Bazetta fire chief douses career after 39 years

Staff photo / Bob Coupland Dennis Lewis has retired after serving on the Bazetta Fire Department for nearly 40 years, including 12 as chief. His last day was Friday.

BAZETTA — After an almost 39-year fighting career that began as a junior firefighter and ended as a fire chief for 12 years, Dennis Lewis is retiring from public office.

His last official work day was Friday.

Lewis, who has seen many changes throughout his career, including the opening of a new fire department building near Mosquito Lake State Park, said he will miss serving the Bazetta community in which he grew up.

On Jan. 4, 1983, at age 15, Lewis joined the Bazetta Fire Department as a junior firefighter while still attending Lakeview High School.

“As a junior or cadet you could become part of the fire department and still be in school. From 1983 to 1987, the Bazetta Fire Department had more than 20 junior firefighters all under age 18. It was a great program to be part of,” Lewis said.

Lewis said junior firefighters were not allowed to drive firetrucks but could go out to fires in second vehicles with a certified firefighter. Lewis said he became an emergency medical technician in high school, which since has changed and now requires a person be 18 and out of school to get certified.

He said junior firefighters wrapped up the fire hose and washed trucks but could not fight fires.

He is a second-generation firefighter as his father, Robert Lewis, now retired, was chief from 1978 to 2003.

Lewis said he originally wanted to be a math teacher until he went on a fire call as a junior firefighter and lost a classmate in a vehicle crash.

“That changed me to want to stay in firefighting to see what I could do to help and protect people who can’t help themselves,” he said, noting he attended the Trumbull County Joint Vocational School fire safety program.

He took training at the career center and also EMT training in Weathersfield with instructor Randy Pugh, who had served as chief there.

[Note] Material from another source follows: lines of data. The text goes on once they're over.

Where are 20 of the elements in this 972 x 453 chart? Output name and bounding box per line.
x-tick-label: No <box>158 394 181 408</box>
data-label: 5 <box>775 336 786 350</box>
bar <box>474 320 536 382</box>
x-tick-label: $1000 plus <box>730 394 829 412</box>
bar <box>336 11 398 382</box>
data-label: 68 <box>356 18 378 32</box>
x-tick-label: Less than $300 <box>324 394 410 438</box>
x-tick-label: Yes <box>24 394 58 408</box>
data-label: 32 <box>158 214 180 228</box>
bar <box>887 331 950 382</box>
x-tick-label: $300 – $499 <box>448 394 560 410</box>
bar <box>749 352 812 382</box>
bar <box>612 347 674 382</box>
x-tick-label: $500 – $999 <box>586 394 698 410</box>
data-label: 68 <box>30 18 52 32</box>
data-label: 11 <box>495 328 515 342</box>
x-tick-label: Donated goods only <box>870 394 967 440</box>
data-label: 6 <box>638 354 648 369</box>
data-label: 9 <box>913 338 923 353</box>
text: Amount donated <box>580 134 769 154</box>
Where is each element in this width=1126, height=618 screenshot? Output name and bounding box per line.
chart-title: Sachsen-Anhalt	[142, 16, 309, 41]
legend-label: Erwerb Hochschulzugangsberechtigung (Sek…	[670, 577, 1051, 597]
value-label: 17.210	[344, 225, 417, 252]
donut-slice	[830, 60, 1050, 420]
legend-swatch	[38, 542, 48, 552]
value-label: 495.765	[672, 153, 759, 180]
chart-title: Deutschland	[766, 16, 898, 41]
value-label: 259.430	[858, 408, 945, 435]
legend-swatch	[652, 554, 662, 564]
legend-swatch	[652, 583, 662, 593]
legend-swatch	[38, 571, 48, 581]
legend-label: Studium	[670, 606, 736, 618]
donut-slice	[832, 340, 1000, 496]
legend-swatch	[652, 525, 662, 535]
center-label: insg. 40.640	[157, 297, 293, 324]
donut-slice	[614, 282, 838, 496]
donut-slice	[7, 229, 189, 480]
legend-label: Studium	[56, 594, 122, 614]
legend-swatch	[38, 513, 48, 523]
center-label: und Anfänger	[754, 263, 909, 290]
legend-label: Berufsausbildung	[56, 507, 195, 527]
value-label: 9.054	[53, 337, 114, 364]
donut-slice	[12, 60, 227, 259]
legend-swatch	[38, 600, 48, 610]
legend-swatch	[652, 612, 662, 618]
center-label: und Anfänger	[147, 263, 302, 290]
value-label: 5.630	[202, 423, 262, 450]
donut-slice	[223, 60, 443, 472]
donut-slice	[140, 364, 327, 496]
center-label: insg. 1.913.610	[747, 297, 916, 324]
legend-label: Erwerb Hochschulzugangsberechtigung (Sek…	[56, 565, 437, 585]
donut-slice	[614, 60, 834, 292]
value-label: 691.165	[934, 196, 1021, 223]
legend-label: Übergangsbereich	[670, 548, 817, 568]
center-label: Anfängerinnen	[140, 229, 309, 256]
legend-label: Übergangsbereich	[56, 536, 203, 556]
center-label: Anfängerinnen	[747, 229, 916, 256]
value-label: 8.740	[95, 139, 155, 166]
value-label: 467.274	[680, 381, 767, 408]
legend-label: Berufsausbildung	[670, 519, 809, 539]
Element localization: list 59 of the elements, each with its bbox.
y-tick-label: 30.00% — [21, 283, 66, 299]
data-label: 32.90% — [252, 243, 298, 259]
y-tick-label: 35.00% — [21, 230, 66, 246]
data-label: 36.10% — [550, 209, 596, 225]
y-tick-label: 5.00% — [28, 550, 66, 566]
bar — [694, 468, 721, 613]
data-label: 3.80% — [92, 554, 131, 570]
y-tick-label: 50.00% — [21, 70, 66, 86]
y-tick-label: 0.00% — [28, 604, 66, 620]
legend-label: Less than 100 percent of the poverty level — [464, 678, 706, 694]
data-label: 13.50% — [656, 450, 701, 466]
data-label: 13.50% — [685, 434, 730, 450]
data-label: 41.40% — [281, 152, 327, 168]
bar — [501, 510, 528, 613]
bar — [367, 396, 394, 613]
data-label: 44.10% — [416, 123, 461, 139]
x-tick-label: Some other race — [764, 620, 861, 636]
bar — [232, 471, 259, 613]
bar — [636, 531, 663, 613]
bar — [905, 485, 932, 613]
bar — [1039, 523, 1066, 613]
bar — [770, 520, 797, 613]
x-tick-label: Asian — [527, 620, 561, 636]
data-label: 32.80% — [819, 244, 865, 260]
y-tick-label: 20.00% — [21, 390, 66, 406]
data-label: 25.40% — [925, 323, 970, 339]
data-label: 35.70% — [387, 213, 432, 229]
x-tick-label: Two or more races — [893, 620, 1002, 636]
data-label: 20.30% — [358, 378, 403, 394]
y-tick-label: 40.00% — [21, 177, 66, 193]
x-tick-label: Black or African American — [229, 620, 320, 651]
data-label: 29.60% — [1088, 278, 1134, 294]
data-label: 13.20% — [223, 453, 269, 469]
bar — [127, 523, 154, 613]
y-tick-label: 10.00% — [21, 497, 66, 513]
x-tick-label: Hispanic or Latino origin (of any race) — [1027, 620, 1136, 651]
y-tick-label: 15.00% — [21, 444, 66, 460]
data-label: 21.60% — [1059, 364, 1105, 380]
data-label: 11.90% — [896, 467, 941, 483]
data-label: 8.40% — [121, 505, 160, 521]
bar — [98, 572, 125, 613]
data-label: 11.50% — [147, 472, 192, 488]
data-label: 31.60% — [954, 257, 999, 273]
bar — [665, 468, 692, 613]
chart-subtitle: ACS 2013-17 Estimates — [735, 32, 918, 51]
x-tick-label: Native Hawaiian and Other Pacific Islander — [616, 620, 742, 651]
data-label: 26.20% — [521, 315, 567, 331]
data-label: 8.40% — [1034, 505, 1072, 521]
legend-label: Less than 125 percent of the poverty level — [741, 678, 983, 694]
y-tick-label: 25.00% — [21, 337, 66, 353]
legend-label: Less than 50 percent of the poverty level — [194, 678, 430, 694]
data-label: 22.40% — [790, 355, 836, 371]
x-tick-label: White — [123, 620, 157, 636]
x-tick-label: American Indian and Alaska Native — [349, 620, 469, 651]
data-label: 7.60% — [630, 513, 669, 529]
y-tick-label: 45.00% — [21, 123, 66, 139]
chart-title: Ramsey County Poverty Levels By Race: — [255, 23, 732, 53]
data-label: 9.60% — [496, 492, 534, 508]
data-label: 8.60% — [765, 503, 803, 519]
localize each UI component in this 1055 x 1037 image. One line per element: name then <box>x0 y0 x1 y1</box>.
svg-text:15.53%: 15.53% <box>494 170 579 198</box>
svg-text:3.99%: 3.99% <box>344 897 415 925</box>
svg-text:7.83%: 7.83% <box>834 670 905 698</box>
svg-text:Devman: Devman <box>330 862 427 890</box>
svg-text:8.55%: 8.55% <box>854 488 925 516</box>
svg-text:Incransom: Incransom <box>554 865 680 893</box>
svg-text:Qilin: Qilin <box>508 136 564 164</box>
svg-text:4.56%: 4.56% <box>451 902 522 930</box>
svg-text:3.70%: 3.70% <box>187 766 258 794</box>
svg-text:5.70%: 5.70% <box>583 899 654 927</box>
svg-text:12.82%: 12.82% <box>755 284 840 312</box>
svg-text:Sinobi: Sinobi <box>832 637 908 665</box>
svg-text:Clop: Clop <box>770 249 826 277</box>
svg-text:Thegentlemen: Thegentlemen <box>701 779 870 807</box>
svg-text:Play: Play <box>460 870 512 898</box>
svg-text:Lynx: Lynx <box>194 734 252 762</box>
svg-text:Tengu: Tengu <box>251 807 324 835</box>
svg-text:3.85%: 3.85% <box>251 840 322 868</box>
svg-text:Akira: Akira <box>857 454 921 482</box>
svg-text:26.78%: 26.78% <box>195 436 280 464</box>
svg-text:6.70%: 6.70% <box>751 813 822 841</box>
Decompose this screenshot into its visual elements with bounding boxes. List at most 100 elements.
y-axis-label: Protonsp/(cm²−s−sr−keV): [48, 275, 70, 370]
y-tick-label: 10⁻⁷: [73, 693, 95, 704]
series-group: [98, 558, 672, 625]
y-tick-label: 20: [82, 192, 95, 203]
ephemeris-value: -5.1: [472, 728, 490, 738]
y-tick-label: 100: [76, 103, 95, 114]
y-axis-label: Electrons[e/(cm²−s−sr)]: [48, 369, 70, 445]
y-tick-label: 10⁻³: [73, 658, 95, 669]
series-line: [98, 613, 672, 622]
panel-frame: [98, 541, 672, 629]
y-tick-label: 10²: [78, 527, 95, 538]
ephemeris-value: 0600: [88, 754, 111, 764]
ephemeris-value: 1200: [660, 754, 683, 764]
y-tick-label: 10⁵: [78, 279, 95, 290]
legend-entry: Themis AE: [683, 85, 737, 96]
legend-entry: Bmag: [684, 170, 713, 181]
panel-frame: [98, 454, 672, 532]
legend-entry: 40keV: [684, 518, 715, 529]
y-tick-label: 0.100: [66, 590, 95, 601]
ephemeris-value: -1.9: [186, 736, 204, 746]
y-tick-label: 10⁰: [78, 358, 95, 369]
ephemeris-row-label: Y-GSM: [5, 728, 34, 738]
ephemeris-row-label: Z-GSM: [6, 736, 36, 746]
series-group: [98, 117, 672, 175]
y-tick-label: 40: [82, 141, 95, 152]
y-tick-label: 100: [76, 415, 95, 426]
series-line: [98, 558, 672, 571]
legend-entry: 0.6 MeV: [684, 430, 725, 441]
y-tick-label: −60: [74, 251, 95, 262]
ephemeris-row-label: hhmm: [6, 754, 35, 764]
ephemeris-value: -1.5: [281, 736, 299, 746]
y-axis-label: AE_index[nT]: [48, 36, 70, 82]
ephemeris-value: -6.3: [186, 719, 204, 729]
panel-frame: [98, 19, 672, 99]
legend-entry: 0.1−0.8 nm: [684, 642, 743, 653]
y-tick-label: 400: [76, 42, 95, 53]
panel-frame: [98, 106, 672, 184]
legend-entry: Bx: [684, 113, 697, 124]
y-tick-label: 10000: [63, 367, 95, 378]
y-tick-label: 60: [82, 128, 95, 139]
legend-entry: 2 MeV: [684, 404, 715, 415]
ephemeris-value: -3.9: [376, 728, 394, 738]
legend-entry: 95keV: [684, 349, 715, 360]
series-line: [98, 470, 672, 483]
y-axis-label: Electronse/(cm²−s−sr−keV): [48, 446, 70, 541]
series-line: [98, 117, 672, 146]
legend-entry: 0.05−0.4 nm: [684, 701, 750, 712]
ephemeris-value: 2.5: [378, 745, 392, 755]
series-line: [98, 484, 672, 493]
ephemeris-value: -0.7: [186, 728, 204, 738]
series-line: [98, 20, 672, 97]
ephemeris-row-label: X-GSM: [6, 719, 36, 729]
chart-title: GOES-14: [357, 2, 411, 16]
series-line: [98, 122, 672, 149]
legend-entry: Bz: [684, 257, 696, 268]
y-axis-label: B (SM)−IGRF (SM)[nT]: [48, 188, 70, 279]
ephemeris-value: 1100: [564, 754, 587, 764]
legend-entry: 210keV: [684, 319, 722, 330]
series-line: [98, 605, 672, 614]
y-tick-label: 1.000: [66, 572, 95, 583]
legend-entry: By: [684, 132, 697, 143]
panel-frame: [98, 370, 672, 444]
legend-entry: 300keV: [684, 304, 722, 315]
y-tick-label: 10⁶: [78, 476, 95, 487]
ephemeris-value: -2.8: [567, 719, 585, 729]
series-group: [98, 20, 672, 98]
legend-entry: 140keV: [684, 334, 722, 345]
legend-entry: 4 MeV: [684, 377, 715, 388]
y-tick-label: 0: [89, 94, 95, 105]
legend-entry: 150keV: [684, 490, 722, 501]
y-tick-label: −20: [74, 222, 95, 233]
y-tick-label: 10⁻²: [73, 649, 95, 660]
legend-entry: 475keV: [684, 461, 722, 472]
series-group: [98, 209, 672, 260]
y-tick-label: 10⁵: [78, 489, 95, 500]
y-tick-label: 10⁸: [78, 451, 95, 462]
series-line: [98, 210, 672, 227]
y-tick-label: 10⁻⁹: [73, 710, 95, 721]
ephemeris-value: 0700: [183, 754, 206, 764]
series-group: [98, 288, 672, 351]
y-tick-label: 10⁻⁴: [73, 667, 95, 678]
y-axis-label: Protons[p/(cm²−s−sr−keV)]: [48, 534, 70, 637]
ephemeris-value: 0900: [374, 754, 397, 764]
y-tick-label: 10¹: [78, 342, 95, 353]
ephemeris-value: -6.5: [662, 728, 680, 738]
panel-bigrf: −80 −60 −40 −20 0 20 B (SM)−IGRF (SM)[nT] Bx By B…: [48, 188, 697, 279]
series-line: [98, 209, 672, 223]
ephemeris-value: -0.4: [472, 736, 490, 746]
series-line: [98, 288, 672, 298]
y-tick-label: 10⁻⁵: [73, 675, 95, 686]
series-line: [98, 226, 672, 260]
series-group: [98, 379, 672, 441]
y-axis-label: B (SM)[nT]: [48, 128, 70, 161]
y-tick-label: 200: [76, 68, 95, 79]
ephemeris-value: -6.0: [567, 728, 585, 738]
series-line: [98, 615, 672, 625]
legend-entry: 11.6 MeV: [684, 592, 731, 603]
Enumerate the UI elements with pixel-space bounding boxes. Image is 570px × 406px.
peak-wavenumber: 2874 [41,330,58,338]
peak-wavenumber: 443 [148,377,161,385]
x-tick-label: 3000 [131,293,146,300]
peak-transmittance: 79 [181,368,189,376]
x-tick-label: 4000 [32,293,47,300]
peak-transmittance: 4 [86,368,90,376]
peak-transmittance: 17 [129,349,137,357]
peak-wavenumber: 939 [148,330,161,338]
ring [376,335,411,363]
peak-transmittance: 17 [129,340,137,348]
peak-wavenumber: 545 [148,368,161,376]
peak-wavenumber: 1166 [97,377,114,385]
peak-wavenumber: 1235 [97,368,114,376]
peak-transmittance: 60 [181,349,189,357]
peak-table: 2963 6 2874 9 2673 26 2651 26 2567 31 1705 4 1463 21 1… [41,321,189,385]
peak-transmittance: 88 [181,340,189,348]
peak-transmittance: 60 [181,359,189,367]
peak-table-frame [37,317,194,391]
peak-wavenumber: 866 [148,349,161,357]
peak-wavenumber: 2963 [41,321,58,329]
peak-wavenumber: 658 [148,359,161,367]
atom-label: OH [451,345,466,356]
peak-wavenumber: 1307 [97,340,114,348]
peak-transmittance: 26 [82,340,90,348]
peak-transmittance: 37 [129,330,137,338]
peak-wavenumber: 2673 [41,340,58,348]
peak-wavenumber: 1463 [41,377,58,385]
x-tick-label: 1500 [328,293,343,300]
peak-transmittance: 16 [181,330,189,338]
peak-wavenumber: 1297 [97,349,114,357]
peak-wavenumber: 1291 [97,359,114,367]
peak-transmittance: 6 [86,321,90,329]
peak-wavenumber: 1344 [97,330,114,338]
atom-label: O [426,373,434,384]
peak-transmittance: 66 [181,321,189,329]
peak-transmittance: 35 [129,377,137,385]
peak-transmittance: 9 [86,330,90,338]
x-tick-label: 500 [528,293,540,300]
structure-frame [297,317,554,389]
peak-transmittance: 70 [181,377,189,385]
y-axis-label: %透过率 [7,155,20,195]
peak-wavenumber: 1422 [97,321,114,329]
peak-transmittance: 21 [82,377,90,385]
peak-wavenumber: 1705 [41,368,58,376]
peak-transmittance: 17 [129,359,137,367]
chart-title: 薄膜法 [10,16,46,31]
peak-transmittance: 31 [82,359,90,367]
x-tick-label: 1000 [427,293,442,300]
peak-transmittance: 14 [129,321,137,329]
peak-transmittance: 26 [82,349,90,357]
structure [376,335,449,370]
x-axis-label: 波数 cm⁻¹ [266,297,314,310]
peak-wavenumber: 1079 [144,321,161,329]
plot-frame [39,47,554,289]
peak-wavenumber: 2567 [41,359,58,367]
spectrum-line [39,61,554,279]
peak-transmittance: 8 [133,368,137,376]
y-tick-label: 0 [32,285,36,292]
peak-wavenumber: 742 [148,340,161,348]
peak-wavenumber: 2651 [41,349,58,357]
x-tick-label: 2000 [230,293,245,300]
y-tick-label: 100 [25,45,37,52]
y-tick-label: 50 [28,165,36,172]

After six years as a junior firefighter, Lewis became a firefighter at age 22 in 1989 and spent the next 32 years with the department.

After being a junior firefighter, Lewis became a firefighter / engineer, and then a lieutenant / EMT.

He also spent time in the Army National Guard during the Gulf War from late 1990 to fall 1991. He joined the National Guard in 1985 to help pay for college and received a degree in fire science from the University of Akron. He also is a graduate of the Ohio Fire Executive Program – Class 11.

Lewis became a fire captain / paramedic in 1992 and was named chief in October 2009. He also has extensive experience in teaching fire behavior.

Lewis said he had many great memories with the fire stations’ staff.

He said he is proud of the fact he saw the new fire department building open in 2017.

Lewis said plans were to have one central location for the fire station as opposed to the two previous ones with one by the fairgrounds and the other by the police department.

“With the central location, we could protect the community better by reducing response times. This station 95 percent of the time is staffed with three personnel and 90 percent by four,” he said.

Lewis said the department was fortunate to have been selected to receive a beam from one of the World Trade Center buildings for display in a 9/11 memorial at the front of the station.

“We were honored to receive it and now display it. It is a very respectful display that remembers the 343 firefighters lost that day,” he said.

In recent years, Lewis was active with the local COVID-19 team of fire chiefs serving as logistics officers finding needed supplies and purchasing items for fire departments, nursing homes, hospitals and other local agencies. He was able to get $134,000 grant for masks and gowns for fire department.

He also remembers the January 2019 tornado over Mosquito Lake.

“We were here at the station at a paramedic refresher class and looked across the lake and saw how nasty and dark the sky looked. The road department called us and said the maintenance building blew over. The alarms went off on the west side of Bazetta of trees and wires down. We were lucky everyone was here at the station to handle both sides of the lake,” Lewis said.

He said it was a long day that ended with no deaths or injuries, just damage.

Other natural disasters Lewis witnessed were the May 31, 1985, tornado, which occurred during his senior year in high school, and the major flooding in summer 2003.

“I have seen many things in my career. The cat in a tree calls we would advise people to put a can of food at the bottom of the tree to help get the cat down,” he said.

Lewis said he always will remember the fun times, such as the Halloween patrol in the neighborhoods and talking to the children while handing out candy and the Optimist Club fun day for children with special needs.

“I am proud that all my firefighters got to go home. I am proud to have served the Bazetta community,” he said.

With retirement. Lewis has leased the nine-hole Links by the Tracks Golf Course, where he will work, and also started Excelerant Communications for grant writing and consulting with his daughter, Melaina.

He also will spend more time with his wife, Tracy, he said.